私は口を真一文字に引き結び、言うことを渋った。理由を口にしたくはなかった。言ってしまえばもう彼女に対する負の感情が抑えられなくなってしまいそうだったからだ。それなのに天野は、言えとしつこく食い下がってくる。


「頼む、頼むからもう私に関わらないでくれ……」


彼女の両肩に手を添えて、そっと押し退けた。抵抗されるかとも思ったが、彼女はすんなり距離をとってくれた。そうして俯いてなるべく彼女の顔を見ないように努めた。


周囲の雑木林から聴こえる蝉の鳴き声が、嫌に耳に付く。気まずい沈黙が続く。それを打ち破るように、天野は全く話の流れと関係のないことを口走った。


「なんで樹が鳴いているの?」


それは病院帰りの坂道で彼女がしてきた質問であり、この夏彼女と関わるきっかけとなった始まりの一言だった。なぜ今そんなことを言っているのか意味がわからなかった。


「今更、何のなぞなぞだよ」


考えることをせず、反射的にそう答えた。天野は黙したままそれには応じず、じっと私の解答を待った。きちんと答えるまで諦める気はないのだろう。


先程の質問は、おそらく何かの比喩なのだろう。なぜそんな周りくどいことをするのかわからないが、自分で気付けということなのかもしれない。


かつて日本に来た蝉が生息していない地域に住む人々の中にそういう質問をした人たちがいたらしい。蝉のことを知る人からしたら妙なことこの上ない質問だろう。それを今の状況と照らし合わせて考える。

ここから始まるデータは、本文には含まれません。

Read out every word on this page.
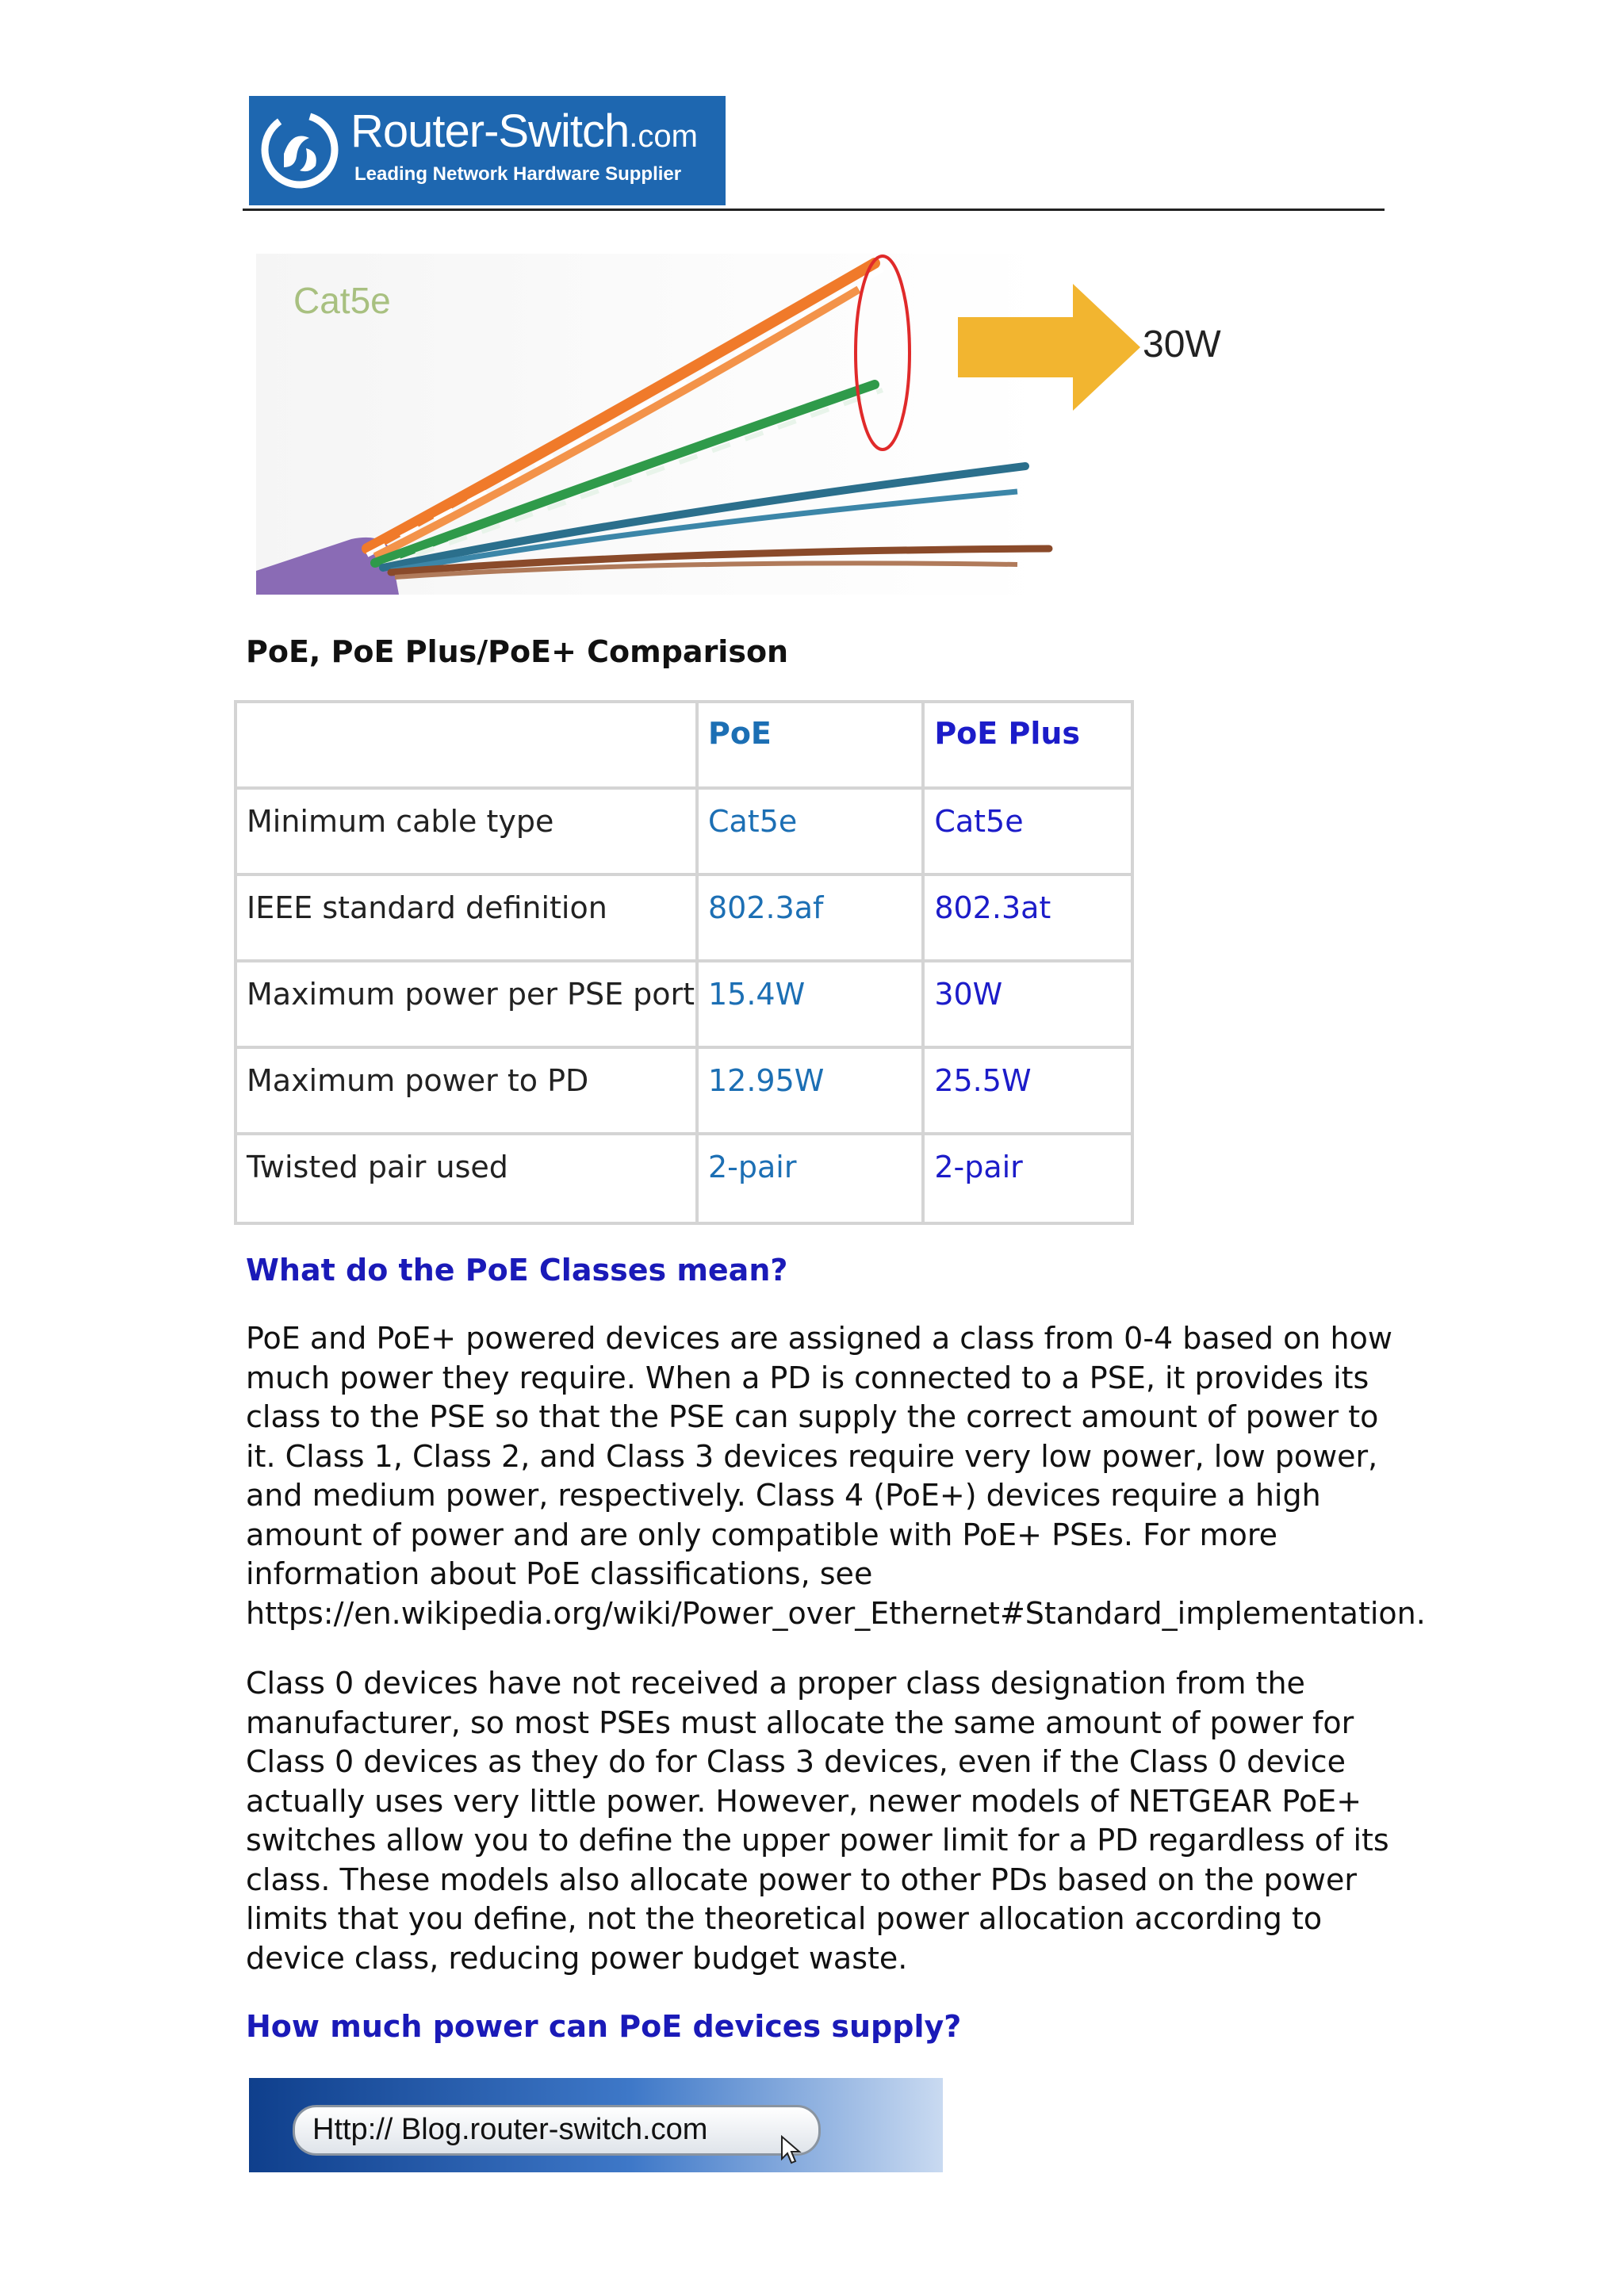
Router-Switch.com
Leading Network Hardware Supplier
Cat5e
30W
PoE, PoE Plus/PoE+ Comparison
	PoE	PoE Plus
Minimum cable type	Cat5e	Cat5e
IEEE standard definition	802.3af	802.3at
Maximum power per PSE port	15.4W	30W
Maximum power to PD	12.95W	25.5W
Twisted pair used	2-pair	2-pair
What do the PoE Classes mean?

PoE and PoE+ powered devices are assigned a class from 0-4 based on how much power they require. When a PD is connected to a PSE, it provides its class to the PSE so that the PSE can supply the correct amount of power to it. Class 1, Class 2, and Class 3 devices require very low power, low power, and medium power, respectively. Class 4 (PoE+) devices require a high amount of power and are only compatible with PoE+ PSEs. For more information about PoE classifications, see https://en.wikipedia.org/wiki/Power_over_Ethernet#Standard_implementation.

Class 0 devices have not received a proper class designation from the manufacturer, so most PSEs must allocate the same amount of power for Class 0 devices as they do for Class 3 devices, even if the Class 0 device actually uses very little power. However, newer models of NETGEAR PoE+ switches allow you to define the upper power limit for a PD regardless of its class. These models also allocate power to other PDs based on the power limits that you define, not the theoretical power allocation according to device class, reducing power budget waste.

How much power can PoE devices supply?
Http:// Blog.router-switch.com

樹は、天野が記憶喪失だということなのだろう。蝉は、天野が記憶喪失を装っているということだろうか? でも、それだとそぐわない。本来であれば逆なのだ。世間的には、蝉のほうが知れ渡っているはずなのだ。なのに天野が記憶喪失だということの方が周知の事実として知れ渡っている。

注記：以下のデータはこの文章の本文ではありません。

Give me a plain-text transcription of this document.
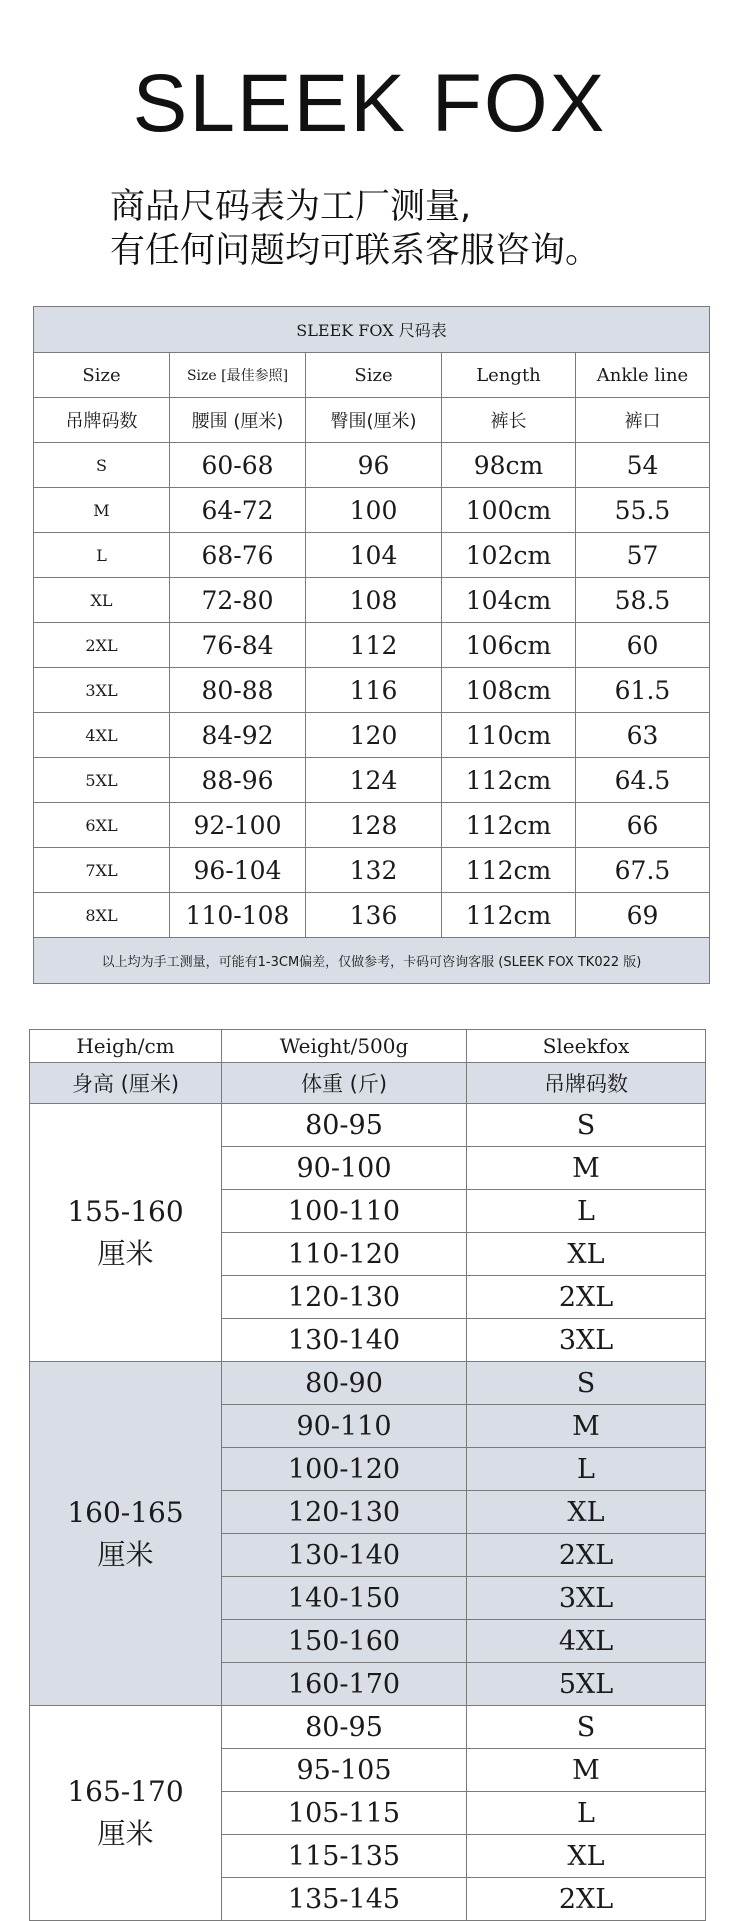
SLEEK FOX
商品尺码表为工厂测量,
有任何问题均可联系客服咨询。
SLEEK FOX 尺码表				
Size	Size [最佳参照]	Size	Length	Ankle line
吊牌码数	腰围 (厘米)	臀围(厘米)	裤长	裤口
S	60-68	96	98cm	54
M	64-72	100	100cm	55.5
L	68-76	104	102cm	57
XL	72-80	108	104cm	58.5
2XL	76-84	112	106cm	60
3XL	80-88	116	108cm	61.5
4XL	84-92	120	110cm	63
5XL	88-96	124	112cm	64.5
6XL	92-100	128	112cm	66
7XL	96-104	132	112cm	67.5
8XL	110-108	136	112cm	69
以上均为手工测量，可能有1-3CM偏差，仅做参考，卡码可咨询客服 (SLEEK FOX TK022 版)				
Heigh/cm	Weight/500g	Sleekfox
身高 (厘米)	体重 (斤)	吊牌码数

155-160
厘米	80-95	S
	90-100	M
	100-110	L
	110-120	XL
	120-130	2XL
	130-140	3XL

160-165
厘米	80-90	S
	90-110	M
	100-120	L
	120-130	XL
	130-140	2XL
	140-150	3XL
	150-160	4XL
	160-170	5XL

165-170
厘米	80-95	S
	95-105	M
	105-115	L
	115-135	XL
	135-145	2XL
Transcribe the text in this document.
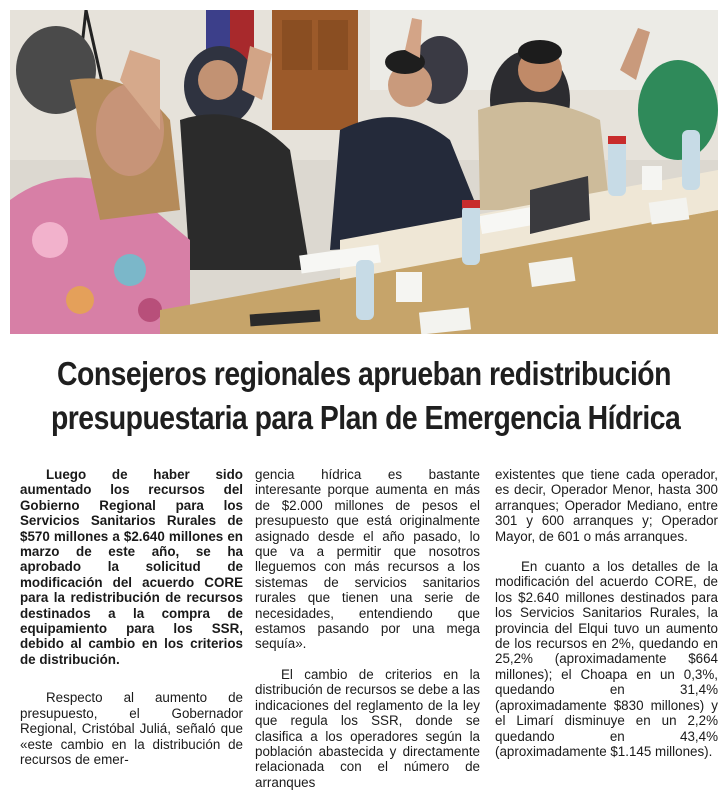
Consejeros regionales aprueban redistribución
presupuestaria para Plan de Emergencia Hídrica

Luego de haber sido aumentado los recursos del Gobierno Regional para los Servicios Sanitarios Rurales de $570 millones a $2.640 millones en marzo de este año, se ha aprobado la solicitud de modificación del acuerdo CORE para la redistribución de recursos destinados a la compra de equipamiento para los SSR, debido al cambio en los criterios de distribución.

Respecto al aumento de presupuesto, el Gobernador Regional, Cristóbal Juliá, señaló que «este cambio en la distribución de recursos de emer-

gencia hídrica es bastante interesante porque aumenta en más de $2.000 millones de pesos el presupuesto que está originalmente asignado desde el año pasado, lo que va a permitir que nosotros lleguemos con más recursos a los sistemas de servicios sanitarios rurales que tienen una serie de necesidades, entendiendo que estamos pasando por una mega sequía».

El cambio de criterios en la distribución de recursos se debe a las indicaciones del reglamento de la ley que regula los SSR, donde se clasifica a los operadores según la población abastecida y directamente relacionada con el número de arranques

existentes que tiene cada operador, es decir, Operador Menor, hasta 300 arranques; Operador Mediano, entre 301 y 600 arranques y; Operador Mayor, de 601 o más arranques.

En cuanto a los detalles de la modificación del acuerdo CORE, de los $2.640 millones destinados para los Servicios Sanitarios Rurales, la provincia del Elqui tuvo un aumento de los recursos en 2%, quedando en 25,2% (aproximadamente $664 millones); el Choapa en un 0,3%, quedando en 31,4% (aproximadamente $830 millones) y el Limarí disminuye en un 2,2% quedando en 43,4% (aproximadamente $1.145 millones).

今の質問だと天野が記憶喪失を装っていることの方が事実として知れ渡っていなければおかしいのだ。比喩の対象そのものが間違っているのだろうか? 天野に関して他に何があるのかと考え込むものの、何も思い当たるものは見つからなかった。


ずっと答えも出ぬまま考え込んでいた私に向かって天野は言った。


「アスタはひとのことばかりだな」


はっと俯いていた顔を上げて、天野の顔を見た。彼女は目を逸らさずにじっと私の瞳を見つめ返した。それで気付いてしまった。天野が転校してきてからずっと隠しにしていた事実が、既に彼女に知られているのだと。